Pentium 4 was a major design disaster for Intel. It was a processor that failed on so many levels, it was just awful. Among a few is :
- They overheated like mad!
- They never had a proper chipset solution
- They had a very long pipeline (though we consider that part good these days) which wasn't tied tightly enough into the cache prefetch mechanism so a branch could easily cause a full pipeline miss and trigger a L1 cache flush.
- It had terribly bus performance
- It lacked an internal memory controller to compensate for the terrible bus performance
- It used enough power that quiet systems were completely out of the question
so forth and so on. During the dark years of post Pentium 4 and pre-Core, AMD made MANY steady improvements to their processors. A tweak here, a pop there. Intel focused almost entirely on Itanium for 64-bit and AMD introduced x64. If Intel could have sold the world on a new architecture (instead of charging $3000 a chip for it) Itanium was by far a superior architecture to more or less anything on the market. Even now, it's technology is possible the best there is. But technology doesn't sell computers. Never did. These days, a new instruction set would be fine in the same price range, but back then, we were locked into x86.
Well, Intel is really amazing sometimes. Thanks to being the massive multi-gazillion dollar a quarter company they are, they had the luxury to fix what they did wrong with Pentium 4. And that's why your statement is wrong. Intel invested 5 years into running (if I recall correctly) 7 independent development teams around the world to reinvent the x86 processor. They were all in competition with one another and there were some basic requirements.
1) It had to be good enough that the world would forget the Pentium 4
2) It had to be good enough that AMD would not be able to catch up again anytime soon
3) It had to be solid, there has to be a way to fix bugs in the field.
4) It had to be 100% compatible with existing software.
So the 7 teams started off competing against one another. Eventually the Israeli team won the competition and the next few years were spent integrating the best of the best from the other 6 teams into the new Israeli chip making it that much better.
The result was the Core series of chips.
What makes your commend truly just crap is your obscene ability to hold a grudge this long. From a technological perspective, if AMD isn't just full of marketting BS, it'll be the first time in years where they are competitive against Intel again. Intel's sales assholes definitely hurt AMD, but let's be frank. The Core 1 and later architectures have been clock for clock clear winners in performance and performance per watt over AMD for a long while now.
Since you don't seem to care about things like actually technology and numbers, I'll avoid explaining things like AVX and such to you.

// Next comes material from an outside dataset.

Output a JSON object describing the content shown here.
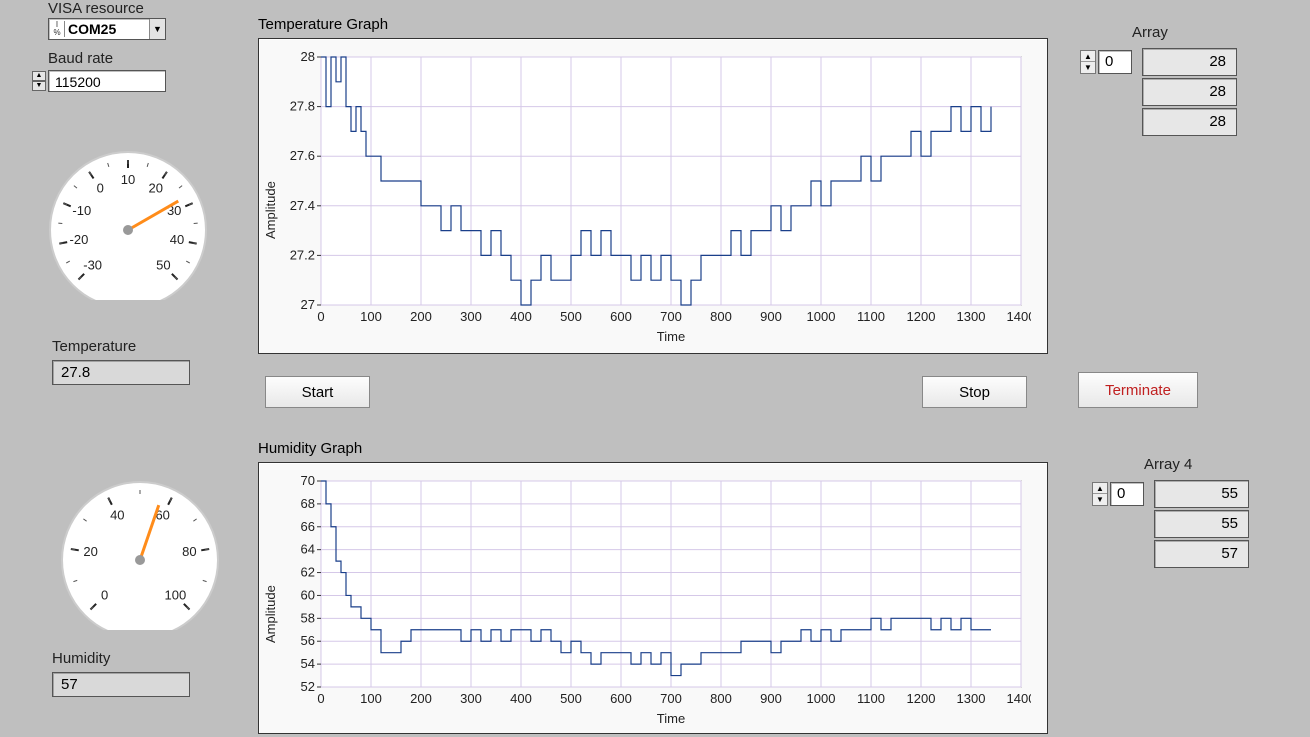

You'll just have to come up with a reason to dislike those on your own. But, an intelligent person wouldn't discount them too quickly.
If you're interested in actual facts, let me point out something here.
Bulldozer has half as many floating point units as integer ALUs. This means that while it may perform really well for things like business apps and virtualization, it couldn't hold Intel's jock strap in high performance computing. So, if all you're doing is running a farm of web servers... great bulldozer might do wonderful. In fact, I'd even go so far as to say that NVidia will offer something quite a bit better when they get around to releasing the ARM chips. But when it comes to raw, brute number crunching performance, Intel will be king a while longer. No, don't bother talking about GPUs, they have a different purpose altogether. If you don't know how the code differs for them, don't go there.
BTW, you're the second idiot I've come across today peddling bullshit conspiracy theories that are so full of shit that someone has to respond just in case another person decides to read your post and believe it.
P.S. - I actually like AMD. I use them for lots of cases where I don't need great performance but just need a cheap cpu.